Victims have demanded public inquiries into clerical child abuse and Mother and Baby Homes in Northern Ireland following the resignation of the independent chair of a Stormont task force with responsibility for making recommendations on the issues.


Norah Gibbons, the independent chair of the Northern Ireland Executive’s Inter-Departmental Working Group on clerical abuse and abuse in Mother and Baby Homes and Magdalene Laundries, resigned yesterday (Monday) morning on health grounds.


This has led to the cancellation of planned meetings, which were due to take place today, that the task force was due to have with victims, Amnesty International and others.

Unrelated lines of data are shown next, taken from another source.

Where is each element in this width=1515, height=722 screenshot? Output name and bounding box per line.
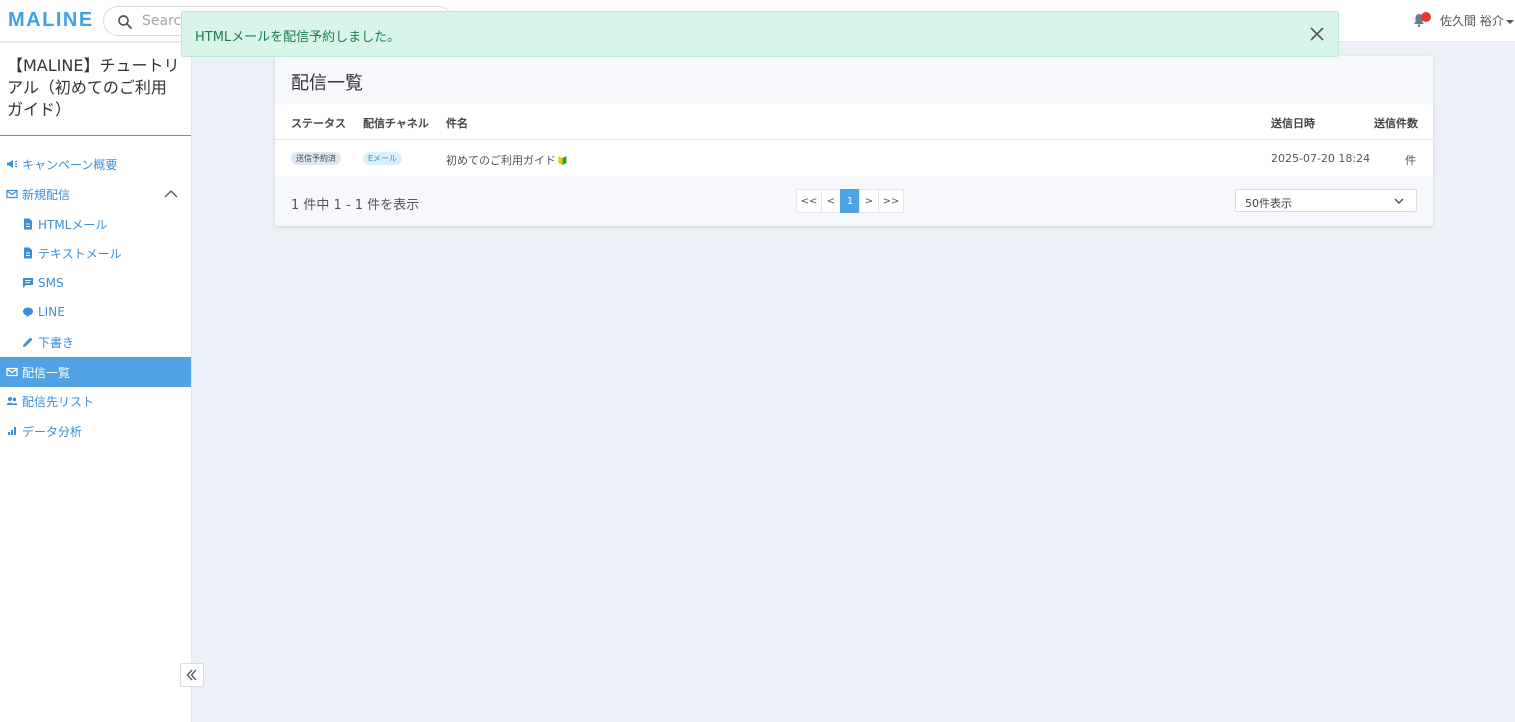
success-toast: HTMLメールを配信予約しました。 [181, 11, 1339, 57]
mail-icon [6, 366, 18, 378]
card-header: 配信一覧 [275, 56, 1433, 104]
per-page-select[interactable]: 50件表示 [1235, 189, 1417, 212]
sidebar-item-label: キャンペーン概要 [22, 157, 118, 172]
subject-text: 初めてのご利用ガイド [446, 154, 556, 167]
table-row-subject[interactable]: 初めてのご利用ガイド [446, 152, 567, 168]
result-count: 1 件中 1 - 1 件を表示 [291, 198, 420, 213]
megaphone-icon [6, 158, 18, 170]
toast-message: HTMLメールを配信予約しました。 [195, 30, 401, 45]
sidebar-item-delivery-list[interactable]: 配信一覧 [0, 357, 191, 387]
close-icon[interactable] [1308, 25, 1326, 43]
sidebar-item-label: HTMLメール [38, 217, 108, 232]
column-header-subject[interactable]: 件名 [446, 115, 468, 131]
prev-page-button[interactable]: < [821, 189, 841, 213]
next-page-button[interactable]: > [859, 189, 879, 213]
sidebar-item-line[interactable]: LINE [0, 297, 191, 327]
sidebar-item-html-mail[interactable]: HTMLメール [0, 209, 191, 239]
sidebar: 【MALINE】チュートリアル（初めてのご利用ガイド） キャンペーン概要 新規配… [0, 43, 192, 722]
sidebar-item-label: テキストメール [38, 246, 122, 261]
chevron-up-icon[interactable] [164, 187, 178, 201]
caret-down-icon [1505, 19, 1514, 24]
notification-button[interactable] [1413, 11, 1433, 29]
collapse-sidebar-button[interactable] [180, 663, 204, 687]
sidebar-item-recipient-list[interactable]: 配信先リスト [0, 386, 191, 416]
channel-badge: Eメール [363, 152, 403, 165]
column-header-status[interactable]: ステータス [291, 115, 346, 131]
pencil-icon [22, 336, 34, 348]
notification-dot [1421, 12, 1431, 22]
sidebar-divider [0, 135, 191, 136]
line-bubble-icon [22, 306, 34, 318]
sidebar-item-label: 配信一覧 [22, 365, 71, 380]
campaign-title: 【MALINE】チュートリアル（初めてのご利用ガイド） [7, 56, 180, 119]
status-badge: 送信予約済 [291, 152, 341, 165]
user-menu[interactable]: 佐久間 裕介 [1440, 12, 1514, 29]
sidebar-item-sms[interactable]: SMS [0, 268, 191, 298]
sidebar-item-label: SMS [38, 276, 64, 290]
sidebar-item-data-analysis[interactable]: データ分析 [0, 416, 191, 446]
card-footer: 1 件中 1 - 1 件を表示 << < 1 > >> 50件表示 [275, 176, 1433, 226]
table-row-sent-at: 2025-07-20 18:24 [1271, 152, 1371, 165]
user-name: 佐久間 裕介 [1440, 14, 1504, 28]
column-header-sent-at[interactable]: 送信日時 [1271, 115, 1315, 131]
logo-text: MALINE [8, 9, 94, 31]
header-divider [275, 139, 1433, 140]
delivery-list-card: 配信一覧 ステータス 配信チャネル 件名 送信日時 送信件数 送信予約済 Eメー… [275, 56, 1433, 226]
double-chevron-left-icon [186, 669, 197, 681]
column-header-count[interactable]: 送信件数 [1374, 115, 1418, 131]
people-icon [6, 395, 18, 407]
maline-logo[interactable]: MALINE [8, 9, 94, 32]
sidebar-item-text-mail[interactable]: テキストメール [0, 238, 191, 268]
sidebar-item-new-delivery[interactable]: 新規配信 [0, 179, 191, 209]
sidebar-item-label: 配信先リスト [22, 394, 95, 409]
sidebar-item-label: 下書き [38, 335, 75, 350]
per-page-value: 50件表示 [1245, 197, 1292, 210]
column-header-channel[interactable]: 配信チャネル [363, 115, 429, 131]
document-icon [22, 247, 34, 259]
sidebar-item-drafts[interactable]: 下書き [0, 327, 191, 357]
pagination: << < 1 > >> [796, 189, 904, 213]
chat-icon [22, 277, 34, 289]
last-page-button[interactable]: >> [878, 189, 904, 213]
chevron-down-icon [1394, 198, 1404, 204]
page-title: 配信一覧 [291, 73, 363, 94]
sidebar-item-label: データ分析 [22, 424, 83, 439]
first-page-button[interactable]: << [796, 189, 822, 213]
table-row-count: 件 [1405, 154, 1416, 167]
search-icon [118, 15, 132, 29]
document-icon [22, 218, 34, 230]
bar-chart-icon [6, 425, 18, 437]
sidebar-item-label: LINE [38, 305, 65, 319]
page-1-button[interactable]: 1 [840, 189, 860, 213]
beginner-mark-icon [558, 156, 567, 165]
sidebar-item-label: 新規配信 [22, 187, 71, 202]
sidebar-item-campaign-overview[interactable]: キャンペーン概要 [0, 149, 191, 179]
mail-icon [6, 188, 18, 200]
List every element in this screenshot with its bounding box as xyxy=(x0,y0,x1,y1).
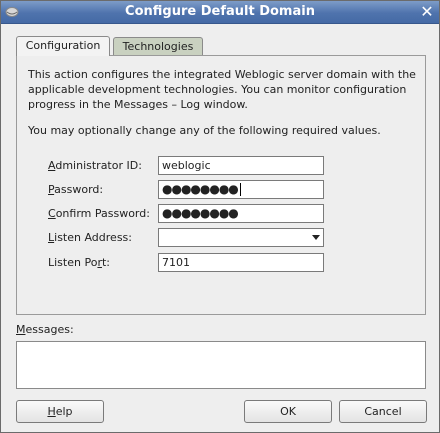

Victims have been waiting for over a year for a meeting with the Group.


Eunan Duffy was born in the Marian Vale Mother and Baby Home in Newry before being taken from his mother against her will and placed for adoption and is calling for a public inquiry into alleged abuse which took place in the homes. He said:


“I cannot believe that, after a year of waiting to meet with government officials who are making key decisions about our lives, the Chair has resigned and the meeting has been cancelled. As far as we are concerned, this Working Group has been an exercise in time-wasting.


“We are now calling for a fresh approach, one where the victims are listened to. Our message now, as it has been for years, is that we want a public inquiry. We want government to finally listen to us, rather than simply waste more time by looking for a new Chair for a process which has lost all credibility by its failure to meet with victims in more than a year.”


Patrick Corrigan, Northern Ireland Programme Director of Amnesty International, said:


“Our thoughts are with Norah Gibbons and we wish her a speedy and full return to health.


“Women from Mother and Baby Homes in Northern Ireland have told Amnesty International that they suffered arbitrary detention, ill-treatment, and the forced adoption of their babies – criminal acts in both domestic and international law.


“Meanwhile, more and more clerical abuse victims are coming forward to reveal their suffering at the hands of abusive priests and gross failures by church and state authorities.


“Serious allegations of abuse must now be met with investigations with the necessary hallmarks of independence, effectiveness and transparency. Victims have long called for public inquiries into these serious abuse allegations. They deserve to be heard.”


We regret to hear that Norah Gibbons has resigned due to ill health and hope that she makes a swift recovery.


Sadly the victims are left in an entirely unsatisfactory situation.  Six years on from the implementation of the HIA Inquiry and the survivors and victims of the Mother and Baby homes and clerical abuse in Northern Ireland are still no closer to any form or vindication or justice for the inexcusable wrongs that were perpetrated on them.  It will not be acceptable to victims that delays in political progress to are put forward as valid excuses for why they are denied justice.  Victims demand an immediate commitment to a Public Inquiry. 


Further, today we hear that the Secretary of State for Northern Ireland has stated that these are matters that must be dealt with by the devolved institutions and a restored executive must decide on the way forward.  Victims are outraged at this stance given that the leader of the DUP has herself made it clear publically that she does not believe that there are any prospects of a return to power sharing in the near future.


Survivor of Malachy Finegan Paul Gilmore is disgusted by this position and considers it:


“A Convenient excuse not to deal with these important matters and a delay that the government is content to implement.  Karen Bradley had no difficulty putting together and implementing the budget last week dealing with all of the other “devolved matters.”  She obviously doesn’t want to deal with it and doesn’t appreciate the severity of the allegations.  It’s a disgrace that the delays initially caused by the Catholic Church in dealing with these matters are now being exacerbated by the political process. We have waited too long as it is.”